After you add a website to Web Application Firewall (WAF), you can enable the scan
protection function for your website. If you do that, access requests from specific
IP addresses are automatically blocked. These IP addresses include source IP addresses
that initiate high-frequency web attacks and malicious directory traversal attacks,
and IP addresses defined in common scanning tools or the Alibaba Cloud malicious IP
library. You can customize scan protection policies based on your requirements.
Background information
The scan protection function provides the following policies:
- Blocking IPs Initiating High-frequency Web Attacks: automatically blocks client IP
addresses that initiate multiple web attacks within a short period of time. You can
customize the protection policy and manually unblock a blocked IP address.
- Directory Traversal Prevention: automatically blocks client IP addresses that initiate
multiple directory traversal attacks in a short period of time. You can customize
the protection policy and manually unblock a blocked IP address.
- Scanning Tool Blocking: automatically blocks access requests from IP addresses defined
in common scanning tools. The scanning tools include sqlmap, AWVS, Nessus, AppScan,
WebInspect, Netsparker, Nikto, and RSAS.
- Collaborative Defense: automatically blocks access requests from IP addresses in the
Alibaba Cloud malicious IP library.
Procedure
- Log on to the Web Application Firewall console.
- In the top navigation bar, select the resource group to which the instance belongs
and the region, Mainland China or International, in which the instance is deployed.
- In the left-side navigation pane, choose .
- In the upper part of the Website Protection page, select the domain name for which you want to configure the whitelist.

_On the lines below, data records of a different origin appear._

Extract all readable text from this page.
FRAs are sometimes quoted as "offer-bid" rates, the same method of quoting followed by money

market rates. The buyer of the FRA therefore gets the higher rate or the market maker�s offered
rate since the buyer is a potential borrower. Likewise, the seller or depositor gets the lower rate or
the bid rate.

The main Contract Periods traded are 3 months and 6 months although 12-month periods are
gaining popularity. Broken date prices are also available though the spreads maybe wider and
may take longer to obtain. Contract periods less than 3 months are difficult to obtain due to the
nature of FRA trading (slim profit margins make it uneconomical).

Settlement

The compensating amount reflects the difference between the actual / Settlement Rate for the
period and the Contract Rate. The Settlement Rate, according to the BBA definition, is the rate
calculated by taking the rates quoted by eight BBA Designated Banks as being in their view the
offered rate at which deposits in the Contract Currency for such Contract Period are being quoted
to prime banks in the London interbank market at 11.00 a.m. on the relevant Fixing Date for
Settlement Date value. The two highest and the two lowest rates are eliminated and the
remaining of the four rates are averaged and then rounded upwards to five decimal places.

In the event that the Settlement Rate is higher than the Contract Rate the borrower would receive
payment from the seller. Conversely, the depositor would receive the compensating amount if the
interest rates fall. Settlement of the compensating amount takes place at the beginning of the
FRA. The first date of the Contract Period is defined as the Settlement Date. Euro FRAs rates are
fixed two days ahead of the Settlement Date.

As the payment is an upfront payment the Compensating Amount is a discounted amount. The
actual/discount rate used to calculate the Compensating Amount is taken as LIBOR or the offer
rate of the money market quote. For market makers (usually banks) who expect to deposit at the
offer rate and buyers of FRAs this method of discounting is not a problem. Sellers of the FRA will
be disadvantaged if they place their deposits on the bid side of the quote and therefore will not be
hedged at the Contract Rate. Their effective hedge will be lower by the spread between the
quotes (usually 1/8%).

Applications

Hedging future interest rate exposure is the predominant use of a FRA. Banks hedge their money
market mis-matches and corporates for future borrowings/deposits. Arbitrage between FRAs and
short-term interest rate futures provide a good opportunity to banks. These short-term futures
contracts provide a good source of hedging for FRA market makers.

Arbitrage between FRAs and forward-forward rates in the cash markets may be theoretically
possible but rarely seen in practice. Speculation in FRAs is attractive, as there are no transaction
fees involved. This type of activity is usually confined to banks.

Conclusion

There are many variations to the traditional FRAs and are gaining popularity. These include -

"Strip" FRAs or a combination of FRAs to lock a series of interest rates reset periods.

- On the Access Control/Throttling tab, find the Scan Protection section and configure the following settings:

Note By default, all requests destined for your website are checked by scan protection
when any policy in this section is enabled. You can configure a
Access Control/Throttling rule so that requests that match the rule bypass the check. For more information,
see
Configure a whitelist for Access Control/Throttling.
- Blocking IPs Initiating High-frequency Web Attacks: You can enable or disable it.
Configure the protection policy.
- Turn on Blocking IPs Initiating High-frequency Web Attacks.
- Click Settings.
- In the Rule Setting dialog box, specify the following parameters: Inspection Time Range, The number of attacks exceeds, and Blocked IP Addresses.

If the number of web attacks initiated from a client IP address in the specified inspection
time range exceeds a specific number, the access requests from this IP address are
blocked for the specified time range.Inspection Time RangeThe number of attacks exceedsBlocked IP Addresses
Note We recommend that you select a built-in configuration mode from Flexible Mode, Strict Mode, and Normal Mode in the Mode section. You can modify the parameters based on your requirements.
- Click Confirm.
You can click Unblock IP Address to unblock IP addresses that are blocked by the policy.
- Directory Traversal Prevention: You can enable or disable it.
Configure the protection policy.
- Turn on Directory Traversal Prevention.
- Click Settings.
- In the Rule Settingdialog box, specify the following parameters: Inspection Time Range, The total requests exceed, And the percentage of responses with 404 exceeds, Blocked IP Addresses, and Directory number.

If the total number of requests initiated from a client IP address in the specified
inspection time range exceeds a specific number and the proportion of the requests
for which the HTTP status code 404 is returned to the total requests exceeds a specific
proportion, or the number of directories to which requests are sent within the specified
inspection time range exceeds a specific number, the access requests from this IP
address are blocked for the specified time range.Inspection Time RangeThe total requests exceedInspection Time RangeBlocked IP Addresses
Note We recommend that you select a built-in configuration mode from Flexible Mode, Strict Mode, and Normal Mode in the Mode section. You can modify the parameters based on your requirements.
- Click Confirm.
You can click Unblock IP Address to unblock IP addresses that are blocked by the policy.
- Scanning Tool Blocking: You can enable or disable it.
After you enable Scanning Tool Blocking, the behaviors of common scanning tools are
automatically detected. If an access request meets the characteristics of scanning,
this request is always blocked. If you disable Scanning Tool Blocking, scanning behaviors
are no longer blocked.
- Collaborative Defense: You can enable or disable it.
After you enable Collaborative Defense, all access requests from the IP addresses
in the Alibaba Cloud malicious IP library are blocked.